Ce type de sculpture est d’abord un geste écologique. Il faut savoir qu’une canette jetée dans la nature mettra environ 100 ans pour disparaître, alors qu’elle est entièrement recyclable. Plus que du gâchis, abandonner sa boîte ailleurs que dans une poubelle est un crime contre la planète.
Le mode de consommation portative qui caractérise les canettes font qu’elles sont consommées essentiellement en dehors de la maison. Et, on ne le sait que trop bien, les consommateurs dénigrent à la nature un droit qu’ils appliquent pourtant chez eux : celui de ne pas laisser traîner des déchets.
Rien qu’en France, on l’achète dans des quantités astronomiques : si toutes les boîtes bues chaque année étaient mises bout à bout, elles pourraient atteindre la lune. Ce serait plus économique que d’envoyer des fusées Apollo, mais avouez que c’est terrifiant.
Copyright : Makaon
Des artistes éco-responsables
Animés par une prise de conscience écolo, des artistes se sont attelés à la tâche. Jouant avec les boîtes vides comme on manipule du papier pour faire de l’origami, ils travaillent la matière pour la transformer et la transfigurer, extirpant du métal des objets et des personnages extraordinaires de précision.

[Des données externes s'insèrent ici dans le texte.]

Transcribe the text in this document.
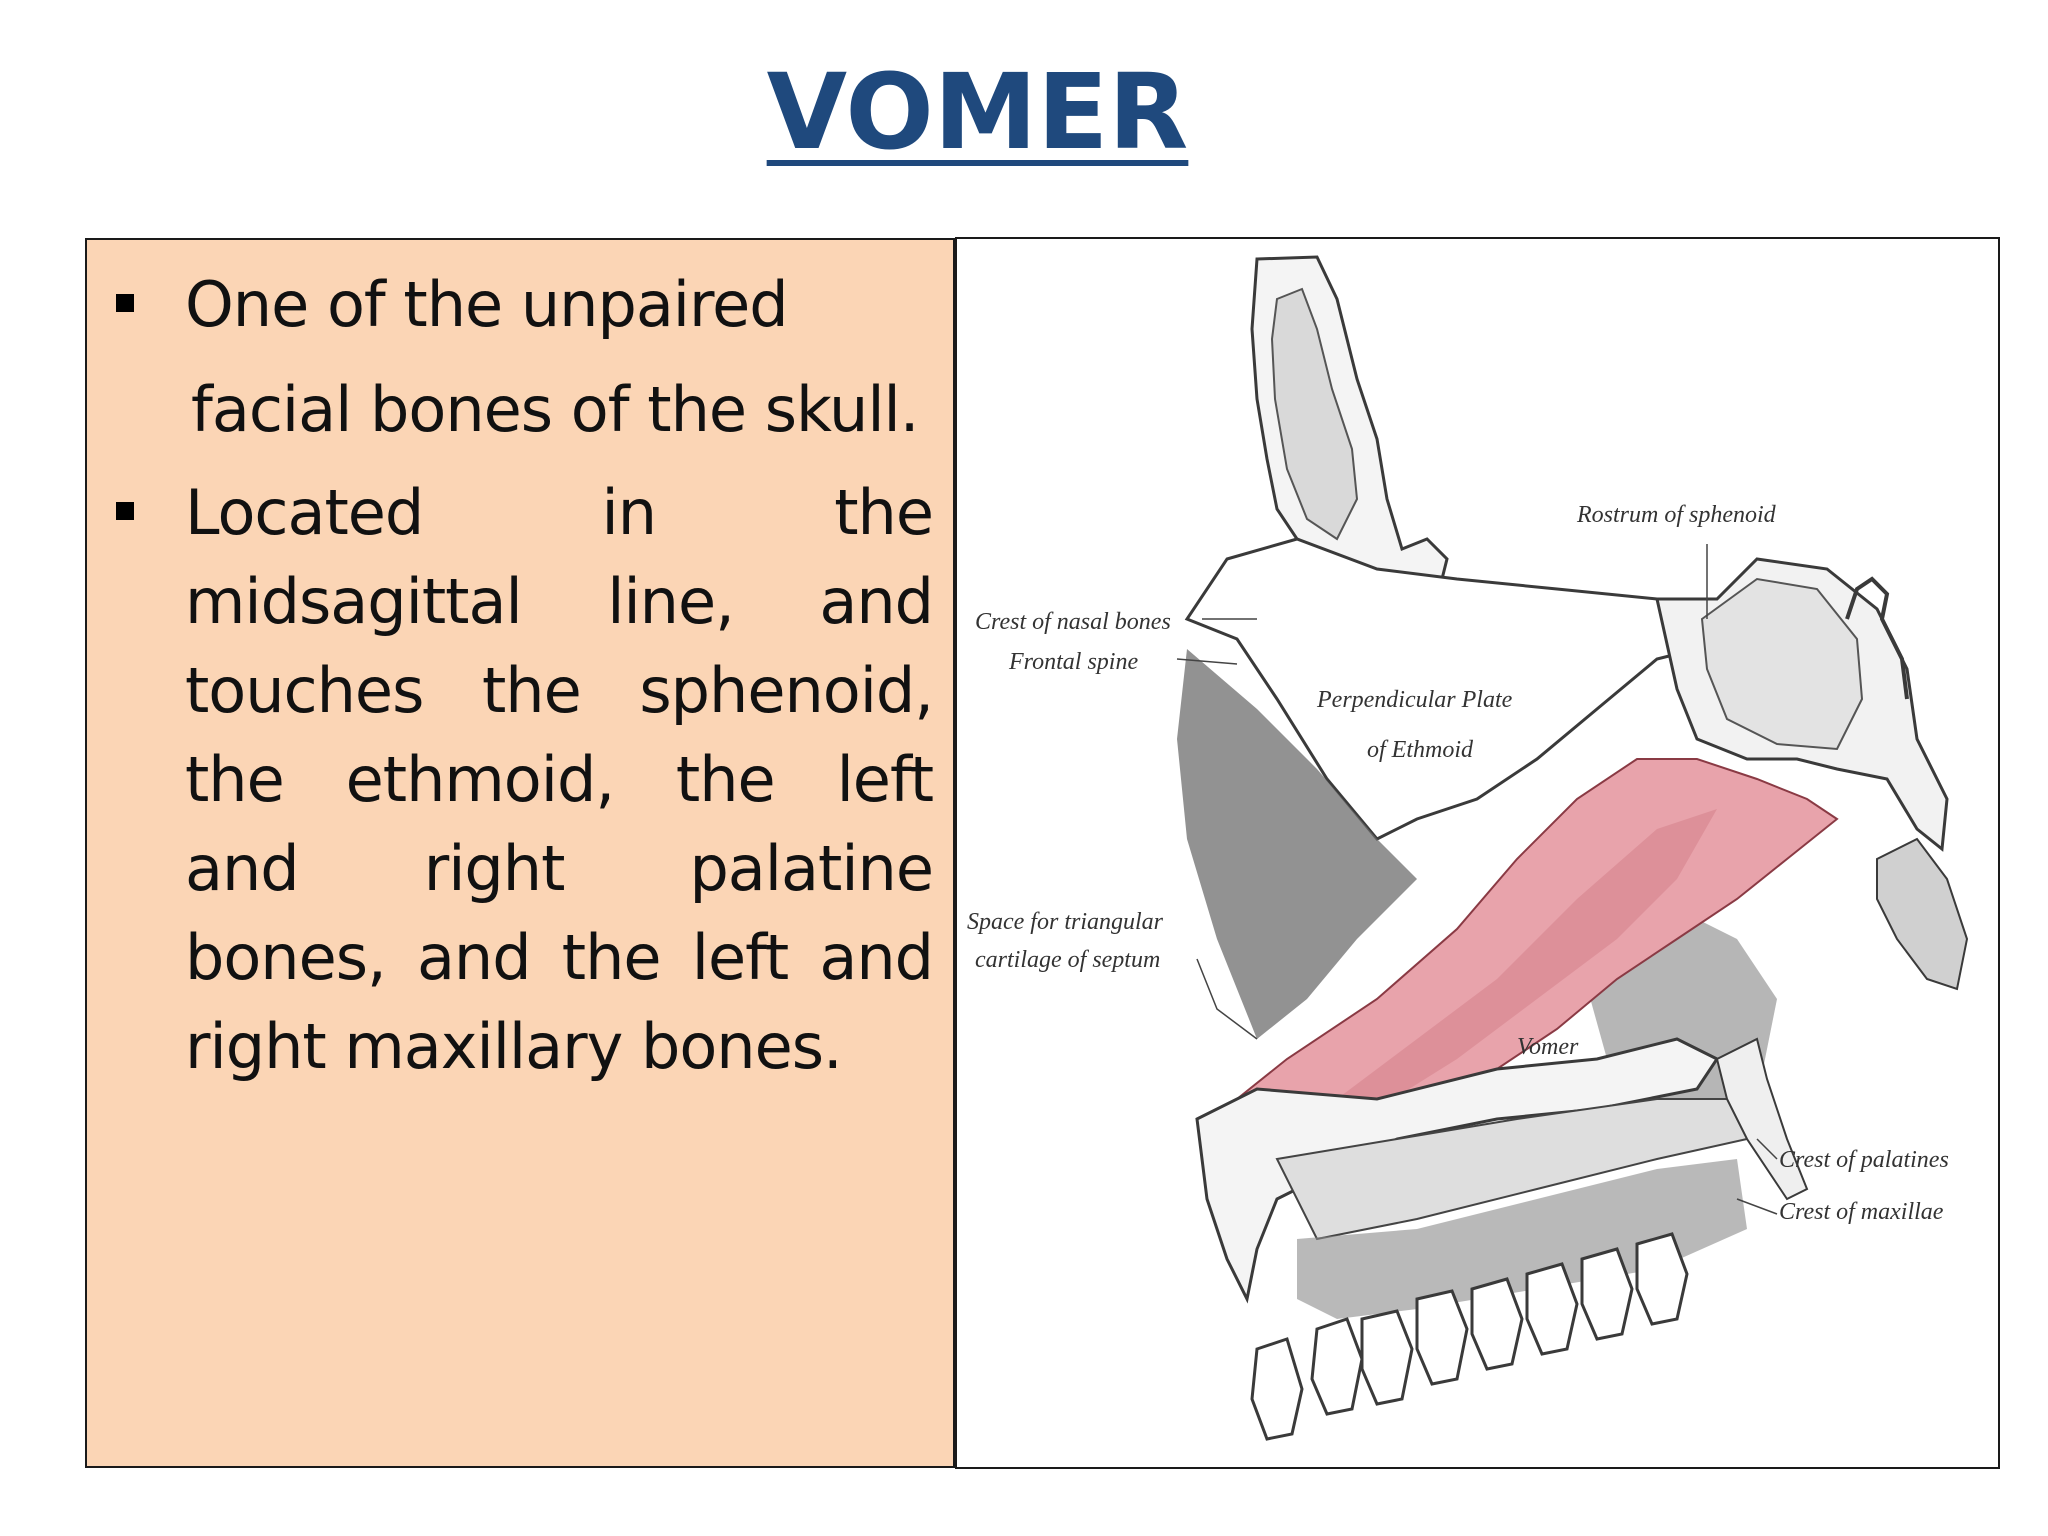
VOMER
One of the unpaired
facial bones of the skull.
Located in the midsagittal line, and touches the sphenoid, the ethmoid, the left and right palatine bones, and the left and right maxillary bones.
Rostrum of sphenoid
Crest of nasal bones
Frontal spine
Perpendicular Plate
of Ethmoid
Space for triangular
cartilage of septum
Vomer
Crest of palatines
Crest of maxillae
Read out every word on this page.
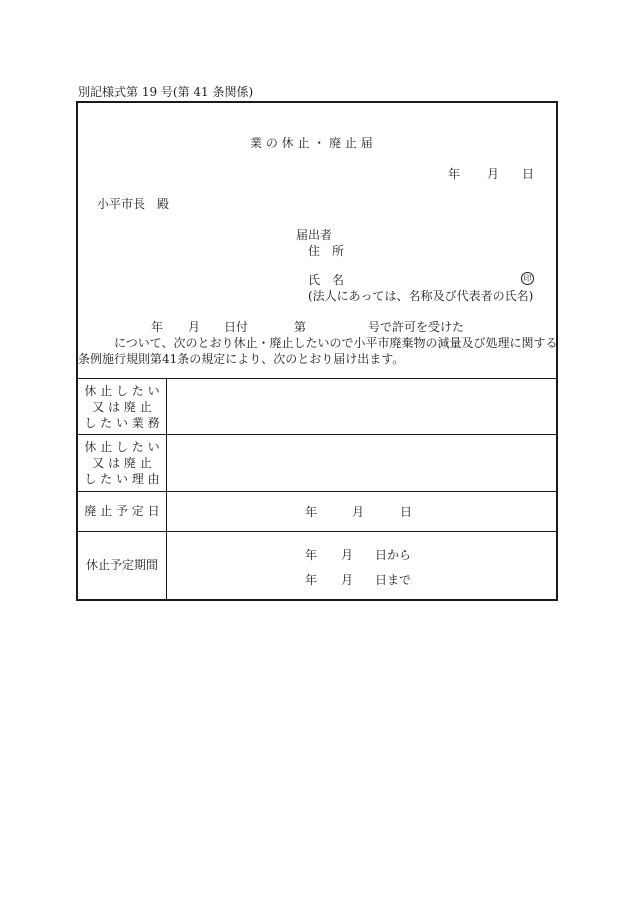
別記様式第 19 号(第 41 条関係)
業 の 休 止 ・ 廃 止 届
年 月 日
小平市長　殿
届出者
住　所
氏　名	印
(法人にあっては、名称及び代表者の氏名)
年 月 日付	第	号で許可を受けた
について、次のとおり休止・廃止したいので小平市廃棄物の減量及び処理に関する
条例施行規則第41条の規定により、次のとおり届け出ます。
休 止 し た い
又 は 廃 止
し た い 業 務
休 止 し た い
又 は 廃 止
し た い 理 由
廃 止 予 定 日	年	月	日
休止予定期間
年 月 日から
年 月 日まで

L’artiste japonaise Makaon, par exemple, s’est appropriée l’univers geek des jeux vidéo, des mangas et des dessins animés pour créer des dizaines de personnages (Mario, Batman, Buzz l’Éclair, des Pokémon) et d’objets (des masques de Dark Vador) qui titillent l’imaginaire populaire.
L’initiative écolo d’Alfredo Longo
Le peintre belge Alfredo Longo a décidé en 2008 d’utiliser son art à des fins pédagogiques. L’artiste-citoyen s’est lancé dans la fabrication de sculptures à partir de canettes pour mieux montrer du doigt les dérives du gaspillage et les nécessités du recyclage. Son slogan ? « Un geste pour la planète, un cœur tout en canettes ».
Pour sensibiliser les gens aux gestes écologiques, Longo a déployé une initiative qui s’appuie sur la participation des citoyens : c’est le grand public au sens large (individus, institutions, entreprises, écoles) qui est chargé de lui envoyer des canettes par milliers, et qui permettent in fine à son art d’exister.
Ses sculptures monumentales, qui dessinent des cœurs et des visages, sont faites pour être exposées dans les espaces publics. Pas question de les enfermer dans des musées : elles doivent communiquer directement avec les observateurs, premiers concernés par le message de l’artiste.
La canette n’est toutefois pas un matériau aisé à travailler. Le métal est coupant et les doigts ont tendance à frôler les bords aiguisés comme des couteaux. Longo raconte qu’au fil de ses créations, il a dû se faire soigner à plusieurs reprises pour des infections mal soignées dues à des microcoupures. L’art est une prise de risques !
Copyright : Red Bull Exhibition Art
Red Bull donne de l’art ?
D’autres initiatives naissent régulièrement. La marque Red Bull participe pleinement de ce mouvement artistique en proposant des expositions de sculptures en canettes. Cette compétition internationale invite sculpteurs, designers et créateurs de tous poils à utiliser les boîtes en aluminium pour donner vie à leurs idées, avec une grande liberté d’action :
- Des sculptures en canettes physiques
- Des modèles digitaux édifiés en 2D ou 3D, à condition qu’ils soient affichés sur un écran et qu’on puisse les manipuler
- Et même des installations qui interagissent avec leur environnement
La canette n’est donc plus seulement cet objet en métal que l’on consomme avant de l’abandonner aux quatre vents : elle est devenue un matériau artistique, un objet que l’on peut moduler à l’envi, et qui s’est même affranchi de ses limites physiques pour se projeter dans le digital. Et ça, promis, ce n’est pas un canard* !
(* Un canard, au sens journalistique, est une bourde, une chose absurde présentée avec toutes les apparences de la vérité.)